4.4 years ago by
United States
Ref.fa is my own assembled genome and align.bam is reads to map file of my own reads to reference genome (downloaded from NCBI).
This doesn't make sense, and I'm assuming the error lies here. It's unclear what you did. You made a reference genome, but then you took those same reads and mapped them back to the reference itself? You would expect an extremely low number of variants (even less if you've masked or included hets) because your sample is literally your reference and variants are only calculated relative to a reference. The -M argument (output sites where the reference is masked) argument would help alleviate this.

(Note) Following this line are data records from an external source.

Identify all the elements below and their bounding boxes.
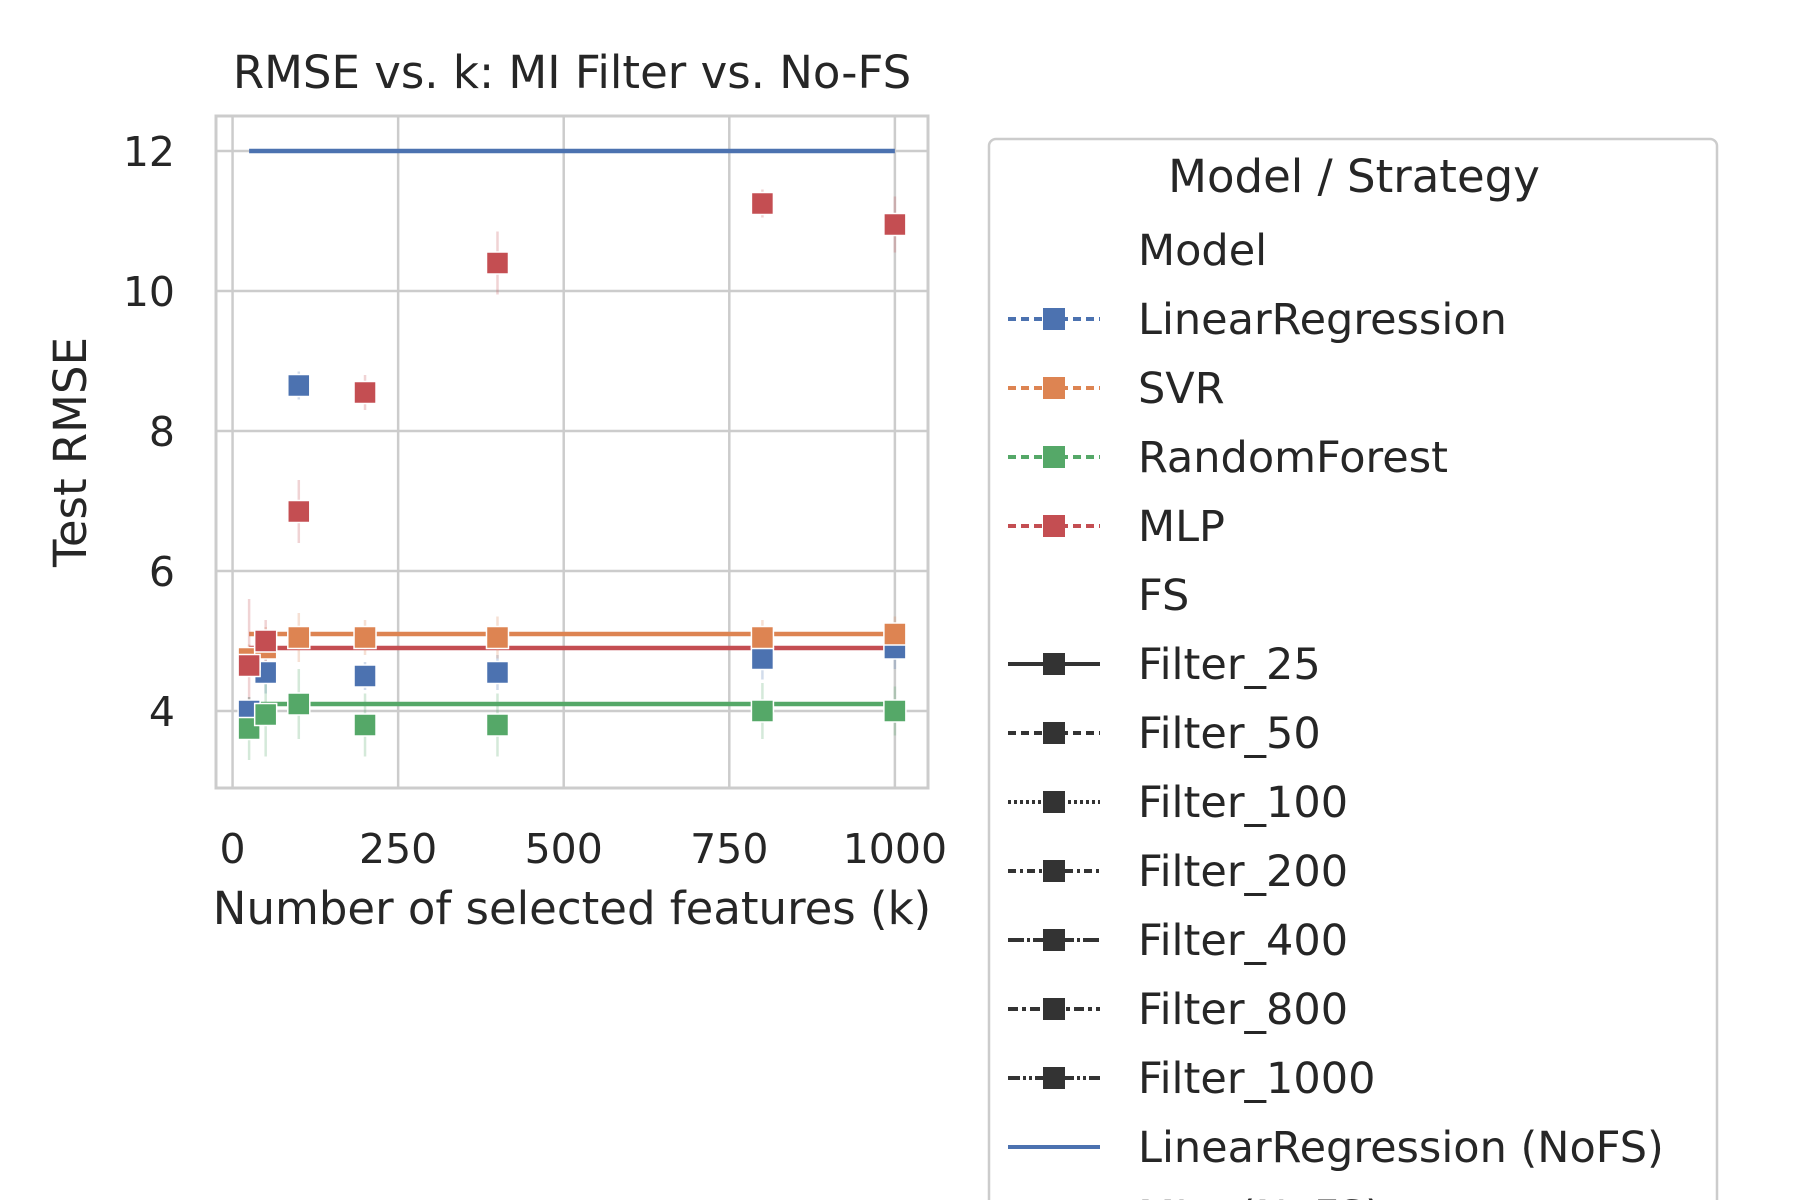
legend-title: Model / Strategy [1168, 150, 1540, 203]
legend-label: Filter_100 [1138, 778, 1348, 828]
data-point [883, 212, 907, 237]
data-point [883, 622, 907, 646]
data-point [750, 191, 775, 216]
data-point [353, 625, 377, 650]
legend-label: MLP (NoFS) [1138, 1192, 1382, 1200]
y-tick-label: 4 [149, 688, 175, 736]
x-tick-label: 500 [525, 825, 603, 873]
x-tick-label: 1000 [843, 825, 947, 873]
y-axis-label: Test RMSE [44, 337, 97, 568]
plot-background [216, 116, 928, 788]
legend-marker [1043, 446, 1065, 468]
legend-label: MLP [1138, 502, 1225, 552]
legend-label: RandomForest [1138, 433, 1448, 483]
legend: Model / Strategy Model LinearRegression SV… [987, 137, 1719, 1200]
y-tick-label: 12 [123, 128, 175, 176]
data-point [353, 380, 377, 405]
y-tick-label: 6 [149, 548, 175, 596]
x-tick-label: 750 [690, 825, 768, 873]
legend-marker [1043, 791, 1065, 813]
legend-marker [1043, 722, 1065, 744]
data-point [883, 699, 907, 723]
data-point [750, 646, 775, 671]
data-point [485, 713, 510, 737]
legend-marker [1043, 515, 1065, 537]
x-tick-label: 250 [359, 825, 437, 873]
x-axis-label: Number of selected features (k) [213, 882, 931, 935]
plot-area [214, 114, 930, 790]
data-point [750, 625, 775, 650]
data-point [353, 713, 377, 737]
data-points [237, 191, 907, 741]
legend-label: Filter_200 [1138, 847, 1348, 897]
legend-marker [1043, 929, 1065, 951]
data-point [253, 702, 278, 727]
data-point [253, 629, 278, 653]
data-point [237, 653, 261, 678]
data-point [750, 699, 775, 723]
legend-marker [1043, 377, 1065, 399]
data-point [485, 251, 510, 275]
data-point [287, 692, 311, 716]
chart-title: RMSE vs. k: MI Filter vs. No-FS [233, 46, 911, 99]
y-tick-label: 8 [149, 408, 175, 456]
data-point [287, 373, 311, 398]
legend-marker [1043, 308, 1065, 330]
y-tick-labels: 4 6 8 10 12 [123, 128, 175, 736]
plot-frame [214, 114, 930, 790]
y-tick-label: 10 [123, 268, 175, 316]
legend-marker [1043, 653, 1065, 675]
legend-header: FS [1138, 571, 1189, 621]
legend-label: Filter_800 [1138, 985, 1348, 1035]
legend-header: Model [1138, 226, 1267, 276]
data-point [287, 499, 311, 524]
data-point [485, 625, 510, 650]
legend-label: Filter_1000 [1138, 1054, 1375, 1104]
legend-label: SVR [1138, 364, 1225, 414]
legend-entries: Model LinearRegression SVR RandomForest MLP F… [1008, 226, 1664, 1200]
data-point [287, 625, 311, 650]
data-point [485, 660, 510, 685]
x-tick-label: 0 [220, 825, 246, 873]
x-tick-labels: 0 250 500 750 1000 [220, 825, 948, 873]
legend-label: Filter_25 [1138, 640, 1321, 690]
legend-label: LinearRegression (NoFS) [1138, 1123, 1664, 1173]
data-point [353, 664, 377, 688]
legend-marker [1043, 998, 1065, 1020]
legend-label: LinearRegression [1138, 295, 1507, 345]
legend-label: Filter_50 [1138, 709, 1321, 759]
legend-marker [1043, 1067, 1065, 1089]
legend-marker [1043, 860, 1065, 882]
legend-box [987, 137, 1719, 1200]
legend-label: Filter_400 [1138, 916, 1348, 966]
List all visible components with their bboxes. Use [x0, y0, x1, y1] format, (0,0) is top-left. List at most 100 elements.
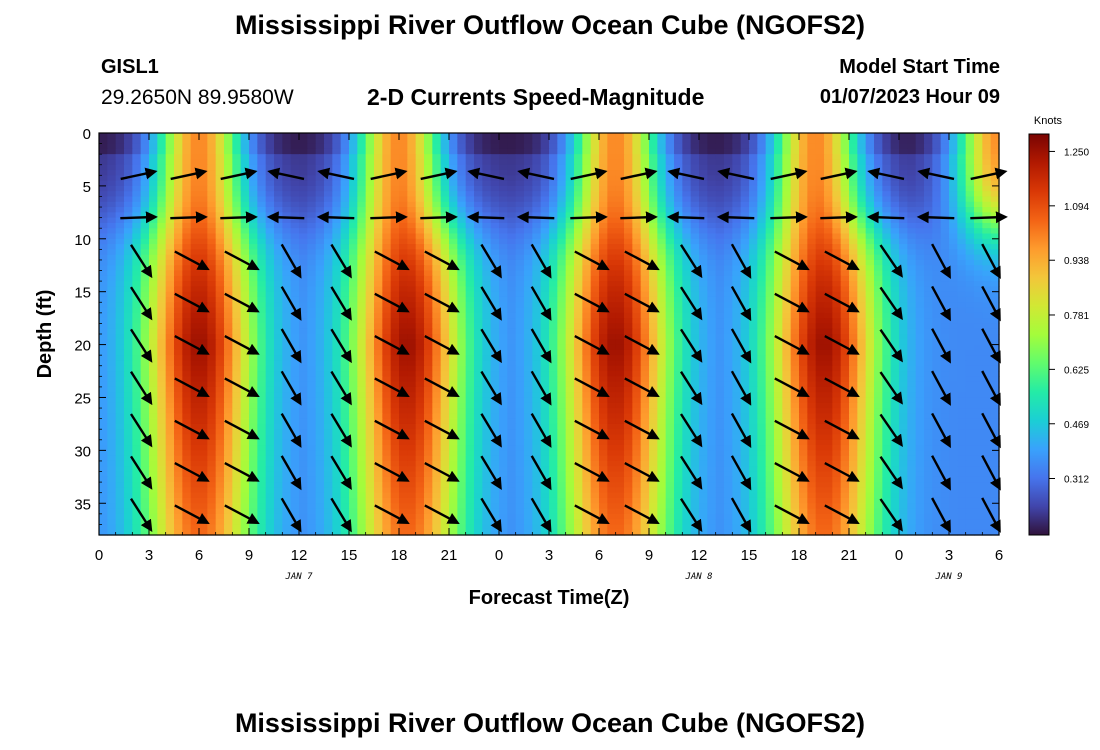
lower-current-arrow: [280, 328, 302, 364]
x-tick-label: 15: [341, 547, 358, 564]
upper-current-arrow: [620, 211, 658, 224]
y-tick-label: 15: [74, 285, 91, 302]
lower-current-arrow: [480, 455, 502, 490]
y-tick-label: 5: [83, 179, 91, 196]
lower-current-arrow: [480, 286, 502, 321]
lower-current-arrow: [981, 243, 1001, 279]
lower-current-arrow: [224, 335, 260, 355]
upper-current-arrow: [717, 167, 755, 181]
lower-current-arrow: [330, 413, 352, 448]
lower-current-arrow: [330, 455, 352, 490]
lower-current-arrow: [374, 377, 410, 397]
colorbar-tick-label: 0.625: [1064, 365, 1089, 376]
lower-current-arrow: [174, 419, 210, 440]
lower-current-arrow: [824, 504, 860, 524]
lower-current-arrow: [931, 497, 951, 533]
lower-current-arrow: [174, 335, 210, 355]
colorbar-tick-label: 0.469: [1064, 420, 1089, 431]
lower-current-arrow: [280, 370, 302, 406]
lower-current-arrow: [174, 462, 210, 482]
lower-current-arrow: [981, 328, 1001, 364]
lower-current-arrow: [129, 244, 153, 279]
lower-current-arrow: [879, 371, 903, 405]
upper-current-arrow: [770, 167, 808, 181]
lower-current-arrow: [129, 371, 153, 406]
lower-current-arrow: [574, 292, 610, 313]
lower-current-arrow: [174, 292, 210, 313]
x-tick-label: 6: [195, 547, 203, 564]
lower-current-arrow: [981, 285, 1001, 322]
lower-current-arrow: [129, 498, 153, 533]
x-tick-label: 3: [145, 547, 153, 564]
lower-current-arrow: [679, 328, 703, 363]
lower-current-arrow: [424, 419, 460, 440]
lower-current-arrow: [931, 370, 951, 406]
lower-current-arrow: [774, 504, 810, 524]
lower-current-arrow: [981, 497, 1001, 533]
upper-current-arrow: [220, 211, 258, 224]
upper-current-arrow: [570, 211, 608, 224]
lower-current-arrow: [574, 504, 610, 524]
lower-current-arrow: [981, 412, 1001, 449]
model-start-label: Model Start Time: [839, 56, 1000, 78]
chart-title: Mississippi River Outflow Ocean Cube (NG…: [234, 10, 866, 40]
upper-current-arrow: [516, 211, 555, 224]
lower-current-arrow: [224, 377, 260, 397]
lower-current-arrow: [774, 250, 810, 271]
lower-current-arrow: [574, 250, 610, 271]
upper-current-arrow: [820, 167, 858, 181]
lower-current-arrow: [624, 419, 660, 440]
y-tick-label: 20: [74, 338, 91, 355]
lower-current-arrow: [824, 462, 860, 482]
lower-current-arrow: [774, 335, 810, 355]
model-start-value: 01/07/2023 Hour 09: [819, 86, 1000, 108]
lower-current-arrow: [824, 250, 860, 271]
lower-current-arrow: [879, 456, 903, 490]
upper-current-arrow: [120, 211, 158, 224]
lower-current-arrow: [879, 329, 903, 363]
upper-current-arrow: [120, 167, 158, 181]
x-day-label: JAN 7: [284, 572, 313, 582]
lower-current-arrow: [730, 286, 752, 322]
colorbar-tick-label: 0.938: [1064, 256, 1089, 267]
colorbar: [1028, 133, 1050, 536]
lower-current-arrow: [424, 504, 460, 524]
x-tick-label: 0: [95, 547, 103, 564]
colorbar-ticks: 1.250 1.094 0.938 0.781 0.625 0.469 0.312: [1049, 147, 1089, 486]
lower-current-arrow: [129, 455, 153, 490]
lower-current-arrow: [774, 377, 810, 397]
lower-current-arrow: [774, 462, 810, 482]
lower-current-arrow: [679, 371, 703, 406]
speed-heatmap: [99, 133, 1000, 536]
lower-current-arrow: [224, 250, 260, 271]
upper-current-arrow: [667, 167, 705, 181]
lower-current-arrow: [424, 250, 460, 271]
x-tick-label: 12: [691, 547, 708, 564]
x-tick-label: 6: [995, 547, 1003, 564]
lower-current-arrow: [174, 377, 210, 397]
upper-current-arrow: [917, 167, 955, 181]
lower-current-arrow: [574, 419, 610, 440]
lower-current-arrow: [374, 335, 410, 355]
lower-current-arrow: [574, 377, 610, 397]
upper-current-arrow: [317, 167, 355, 181]
lower-current-arrow: [330, 370, 352, 406]
upper-current-arrow: [370, 167, 408, 181]
lower-current-arrow: [530, 455, 552, 491]
lower-current-arrow: [174, 504, 210, 524]
lower-current-arrow: [480, 497, 502, 533]
lower-current-arrow: [824, 377, 860, 397]
upper-current-arrow: [220, 167, 258, 181]
x-tick-label: 3: [545, 547, 553, 564]
lower-current-arrow: [174, 250, 210, 271]
y-tick-label: 35: [74, 496, 91, 513]
lower-current-arrow: [280, 243, 302, 279]
lower-current-arrow: [730, 412, 752, 449]
colorbar-tick-label: 1.094: [1064, 202, 1089, 213]
upper-current-arrow: [170, 211, 208, 224]
lower-current-arrow: [730, 328, 752, 364]
lower-current-arrow: [679, 244, 703, 279]
lower-current-arrow: [931, 285, 951, 322]
station-coordinates: 29.2650N 89.9580W: [101, 86, 294, 109]
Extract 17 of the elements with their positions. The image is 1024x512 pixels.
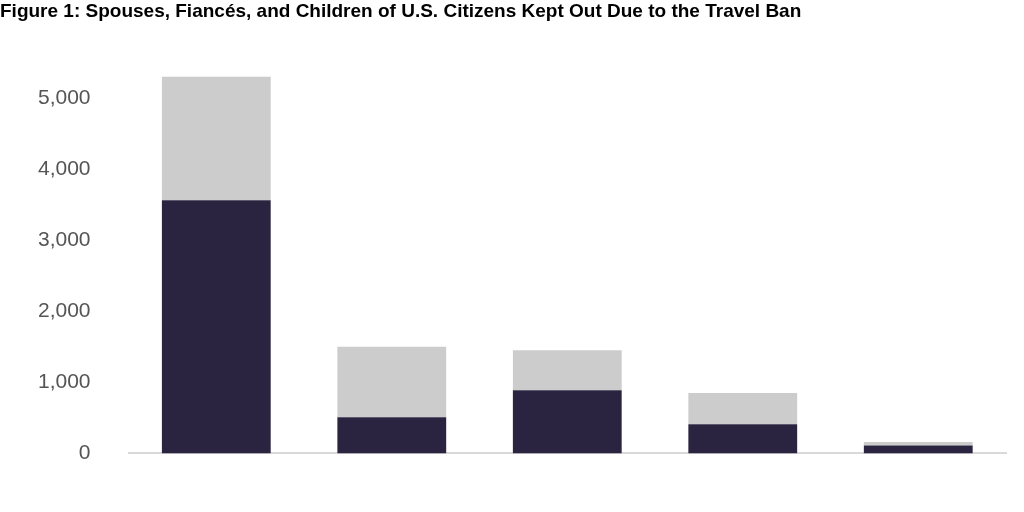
chart-title: Figure 1: Spouses, Fiancés, and Children of U.S. Citizens Kept Out Due to the Travel Ban	[0, 0, 803, 22]
y-tick-label: 5,000	[37, 84, 91, 108]
bar	[512, 390, 622, 454]
y-tick-label: 4,000	[37, 155, 91, 179]
y-tick-label: 0	[78, 440, 91, 464]
bar	[161, 200, 271, 454]
bar	[337, 417, 447, 454]
bar	[337, 346, 447, 418]
bar	[688, 424, 798, 454]
y-tick-label: 1,000	[37, 369, 91, 393]
bar	[863, 442, 973, 446]
bar	[161, 76, 271, 201]
y-tick-label: 3,000	[37, 226, 91, 250]
bar	[863, 445, 973, 454]
bar	[688, 392, 798, 425]
y-tick-label: 2,000	[37, 298, 91, 322]
bar	[512, 350, 622, 391]
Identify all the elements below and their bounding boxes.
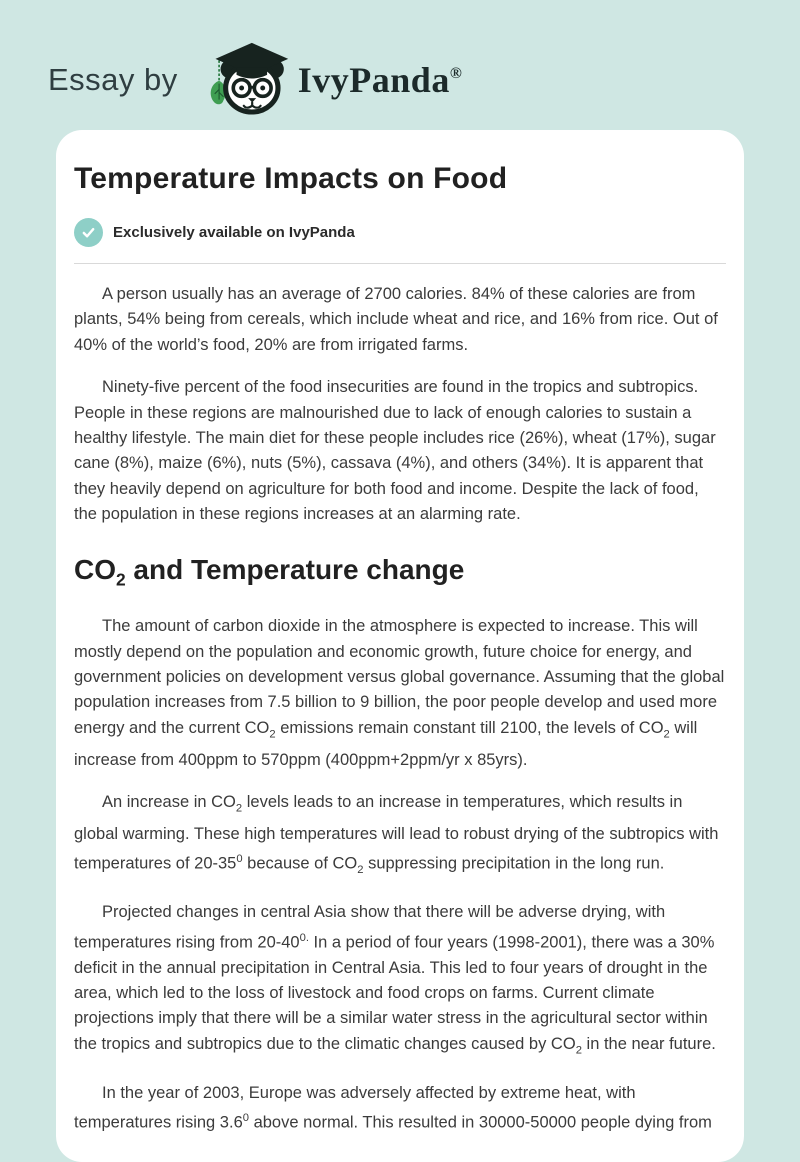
badge-label: Exclusively available on IvyPanda: [113, 224, 355, 241]
panda-logo-icon: [210, 42, 288, 115]
brand-name: IvyPanda®: [297, 60, 463, 100]
section-heading: CO2 and Temperature change: [74, 553, 465, 590]
registered-mark: ®: [449, 65, 463, 82]
essay-by-label: Essay by: [48, 62, 178, 97]
paragraph: Ninety-five percent of the food insecuri…: [74, 378, 716, 524]
ivypanda-logo: IvyPanda®: [200, 40, 463, 120]
paragraph: A person usually has an average of 2700 …: [74, 285, 718, 354]
essay-body: A person usually has an average of 2700 …: [74, 282, 726, 1136]
paragraph: The amount of carbon dioxide in the atmo…: [74, 617, 725, 769]
check-icon: [74, 218, 103, 247]
exclusive-badge: Exclusively available on IvyPanda: [74, 218, 726, 247]
page-title: Temperature Impacts on Food: [74, 162, 508, 195]
divider: [74, 263, 726, 264]
paragraph: An increase in CO2 levels leads to an in…: [74, 792, 719, 876]
essay-card: Temperature Impacts on Food Exclusively …: [56, 130, 744, 1162]
paragraph: In the year of 2003, Europe was adversel…: [74, 1083, 712, 1132]
paragraph: Projected changes in central Asia show t…: [74, 903, 716, 1057]
site-header: Essay by IvyPanda®: [0, 0, 800, 130]
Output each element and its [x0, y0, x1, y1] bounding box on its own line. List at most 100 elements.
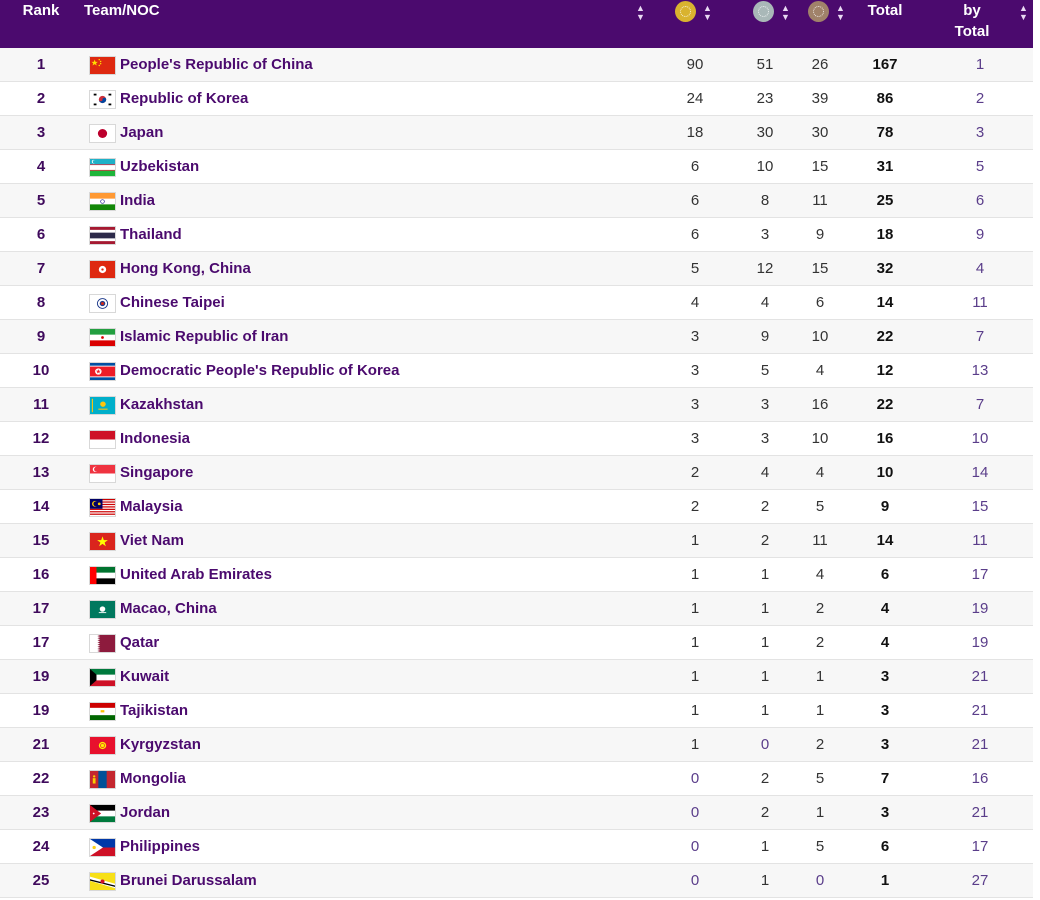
rank-by-total: 19 [971, 634, 989, 651]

Alternatively, I don't understand what you downloaded from NCBI. If you or others used an additional reference to generate the BAM and then are trying to use your own reference at other points, there will be, without appropriate handling, a mismatch between the contig names in the header and the reference itself. I have a vague memory of trying something years ago using bcftools variant calling; I was provided a BAM and reference with different contig names and the outputs were empty. I can't imagine this would be the case now using htslib, but it's something to check.
As far as other approaches, the GATK or freebayes works well for non-model systems. You might need to tweak some filtering parameters depending on your dataset.
Have you looked at the data in IGV to see where there should be a couple variants? Have you played around with thresholds to see if one of them needs to be tweaked for your data?